James Hume, head of sales at Huobi Global, said t while some institutional investors have gotten “cold feet” over crypto, many with billions of dollars are exploring the space.
Speaking to Cointelegraph at the European Blockchain Convention on Tuesday, Hume said that the crypto exchange had observed increasing interest from institutional investors within the last one to two years in entering the digital asset space. According to Hume, it took a long time for certain firms and hedge funds to “build teams, raise capital and understand the infrastructure” to participate in crypto, estimating that 20–30 firms with more than $1 billion could start trading within the year.
“I think it’s a pretty exciting time,” said Hume. “A lot of the more speculative bets in crypto… Some have got a bit of cold feet, obviously, if you’re looking to come to the market and take a pretty decent size allocation.”

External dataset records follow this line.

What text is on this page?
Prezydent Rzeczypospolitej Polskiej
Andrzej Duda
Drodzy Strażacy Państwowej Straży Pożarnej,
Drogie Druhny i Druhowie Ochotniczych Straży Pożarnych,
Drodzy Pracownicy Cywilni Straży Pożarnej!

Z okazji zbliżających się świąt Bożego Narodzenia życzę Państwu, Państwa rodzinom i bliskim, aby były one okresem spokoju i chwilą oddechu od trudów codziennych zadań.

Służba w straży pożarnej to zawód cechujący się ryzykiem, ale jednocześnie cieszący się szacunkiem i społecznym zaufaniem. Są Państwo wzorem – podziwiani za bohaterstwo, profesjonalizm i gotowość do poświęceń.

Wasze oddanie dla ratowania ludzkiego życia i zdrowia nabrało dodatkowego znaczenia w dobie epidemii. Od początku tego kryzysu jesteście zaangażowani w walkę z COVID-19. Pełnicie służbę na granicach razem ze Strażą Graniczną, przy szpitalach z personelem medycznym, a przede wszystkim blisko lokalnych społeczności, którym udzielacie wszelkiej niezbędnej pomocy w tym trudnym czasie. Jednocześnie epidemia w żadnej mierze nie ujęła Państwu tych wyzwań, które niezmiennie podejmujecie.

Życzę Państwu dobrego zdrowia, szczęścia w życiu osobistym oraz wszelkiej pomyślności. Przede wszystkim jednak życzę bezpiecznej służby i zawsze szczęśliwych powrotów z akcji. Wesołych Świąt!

Join us at the 7th @EBlockchainCon where our incredible speakers will debate the widespread of staking in crypto sphere.
⏰11:35 AM CET
Panel: The Next Big Business in Crypto is Staking
️@enevamaria Ben Spiegelman Andrew Howell @JamesHume112
— European Blockchain Convention #EBC22 (@EBlockchainCon) June 21, 2022
The Huobi sales head added that the exchange noted that people had “slowed slightly” in investments in hedge funds, speculating that larger venture capital firms could wait out some of the market volatility, but some investors could “get scared, back out, trade, deleverage.” Some institutional investors, according to Hume, needed to be educated on the regulatory aspects of the space.
Regulatory compliance, in addition to the number of new crypto market participants and infrastructure, could affect which companies choose to place speculative, long-term bets on cryptocurrencies like Bitcoin (BTC):
“Over the past few years, the amount of places who have come out and said “we’re going to do crypto regulation” and it turns out to not be what everyone had quite hoped — either it takes too long, or they put things in places which are quite restrictive.”
Related: Institutions are exploring the space — KPMG Canada crypto team
Cointelegraph reported in June that Huobi had secured licenses to operate in New Zealand and the United Arab Emirates, while its Thailand-based affiliate — a separate entity — planned to shutter by July 1 after the country’s Securities and Exchanges Commission revoked the firm’s operating license. The crypto exchange also announced the launch of an investment arm with more than $1 billion in crypto assets under management aimed at exploring decentralized finance and Web3 projects.
“I think everyone is in agreement now that crypto is going to be around for the long term,” said Hume. “Everyone is kind of in agreement for the most part that it’s going to be around, that it’s not a scam. There’s actual utility in the market […] that people can utilize in the real world.”